U.S. securities regulators on Thursday sought to force Tesla Inc. Chief Executive Elon Musk out of the company he helped get off the ground about 15 years ago, alleging he misled shareholders when he tweeted he had funding for what would have been the largest-ever corporate buyout.
The suit, filed by the Securities and Exchange Commission in federal court in Manhattan, threatens to deal a severe blow to the Palo Alto, Calif., electric car maker. Its brand and Mr. Musk are closely intertwined, and analysts have said the company’s roughly $50 billion market value is driven by Wall Street’s appreciation for Mr. Musk’s vision and skill as an innovator.
Tesla wasn’t named in the suit as a defendant, but the SEC is seeking to bar Mr. Musk, Tesla’s largest shareholder and its top executive, from serving as an officer or director of any U.S. public company. Tesla shares, which have been under intense pressure amid questions about the firm’s financial strength and Mr. Musk’s behavior, tumbled 9.9% to $277 in after-hours trading Thursday on Nasdaq.
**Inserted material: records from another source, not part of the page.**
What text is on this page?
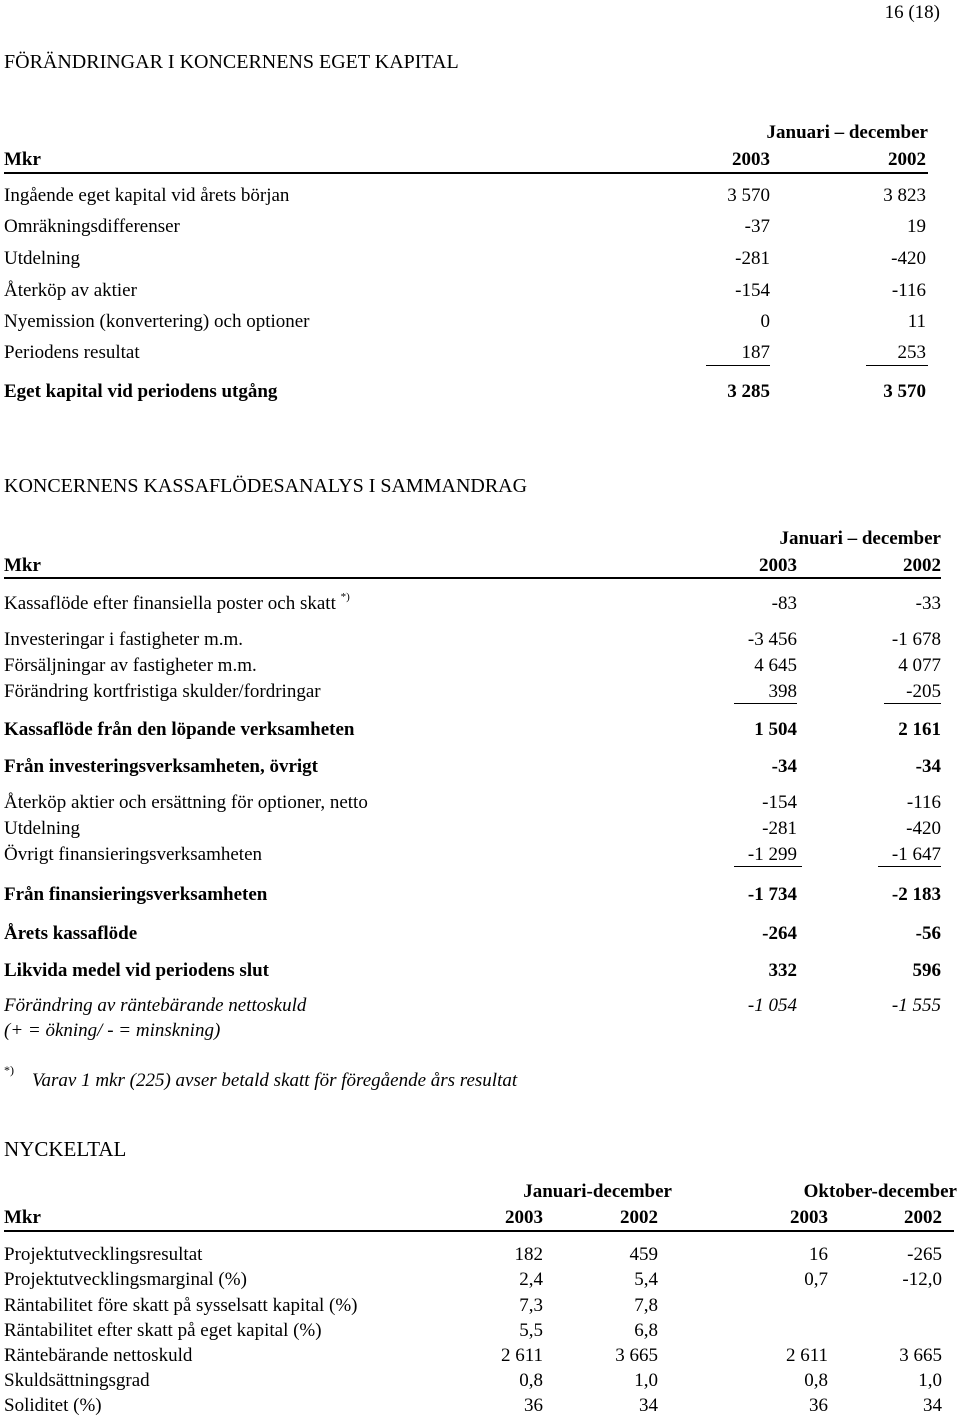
16 (18)
FÖRÄNDRINGAR I KONCERNENS EGET KAPITAL
Januari – december
Mkr	2003	2002
Ingående eget kapital vid årets början	3 570	3 823
Omräkningsdifferenser	-37	19
Utdelning	-281	-420
Återköp av aktier	-154	-116
Nyemission (konvertering) och optioner	0	11
Periodens resultat	187	253
Eget kapital vid periodens utgång	3 285	3 570
KONCERNENS KASSAFLÖDESANALYS I SAMMANDRAG
Januari – december
Mkr	2003	2002
Kassaflöde efter finansiella poster och skatt *)	-83	-33
Investeringar i fastigheter m.m.	-3 456	-1 678
Försäljningar av fastigheter m.m.	4 645	4 077
Förändring kortfristiga skulder/fordringar	398	-205
Kassaflöde från den löpande verksamheten	1 504	2 161
Från investeringsverksamheten, övrigt	-34	-34
Återköp aktier och ersättning för optioner, netto	-154	-116
Utdelning	-281	-420
Övrigt finansieringsverksamheten	-1 299	-1 647
Från finansieringsverksamheten	-1 734	-2 183
Årets kassaflöde	-264	-56
Likvida medel vid periodens slut	332	596
Förändring av räntebärande nettoskuld	-1 054	-1 555
(+ = ökning/ - = minskning)
*) Varav 1 mkr (225) avser betald skatt för föregående års resultat
NYCKELTAL
Januari-december	Oktober-december
Mkr	2003	2002	2003	2002
Projektutvecklingsresultat	182	459	16	-265
Projektutvecklingsmarginal (%)	2,4	5,4	0,7	-12,0
Räntabilitet före skatt på sysselsatt kapital (%)	7,3	7,8
Räntabilitet efter skatt på eget kapital (%)	5,5	6,8
Räntebärande nettoskuld	2 611	3 665	2 611	3 665
Skuldsättningsgrad	0,8	1,0	0,8	1,0
Soliditet (%)	36	34	36	34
“This unjustified action by the SEC leaves me deeply saddened and disappointed,” Mr. Musk said in a statement. “I have always taken action in the best interests of truth, transparency and investors. Integrity is the most important value in my life and the facts will show I never compromised this in any way.”
The case ranks as one of the highest-profile civil securities-fraud cases in years. Its filing less than two months after the Aug. 7 tweets by Mr. Musk also marks an unusually rapid turnaround by an agency that has been under fire for its perceived failure to promptly bring significant cases in the financial crisis and other episodes.
The SEC said that contrary to the statements he made in several Twitter messages on Aug. 7, Mr. Musk “knew that he had never discussed a going-private transaction at $420 per share with any potential funding source.” The agency said the statements and omissions of fact caused disruption to the market for Tesla shares—which rose more than 10% the day of the tweets—and harm to investors.
“It’s an easy case,” said Charles Elson, director of the John L. Weinberg Center for Corporate Governance at the University of Delaware. “He said in the tweet he had financing, and apparently he didn’t. … It’s about as straightforward as you can get.”
The claims against Mr. Musk cap a year of turmoil for the auto maker, whose market value rivals that of much-larger General Motors Co. despite the fact that Tesla hasn’t turned an annual profit.
As Tesla has struggled since starting production of its mass-market Model 3 sedan in July of last year, its limited cash supply has taken a hit, placing the company under increased scrutiny about whether Mr. Musk would need to raise additional funds.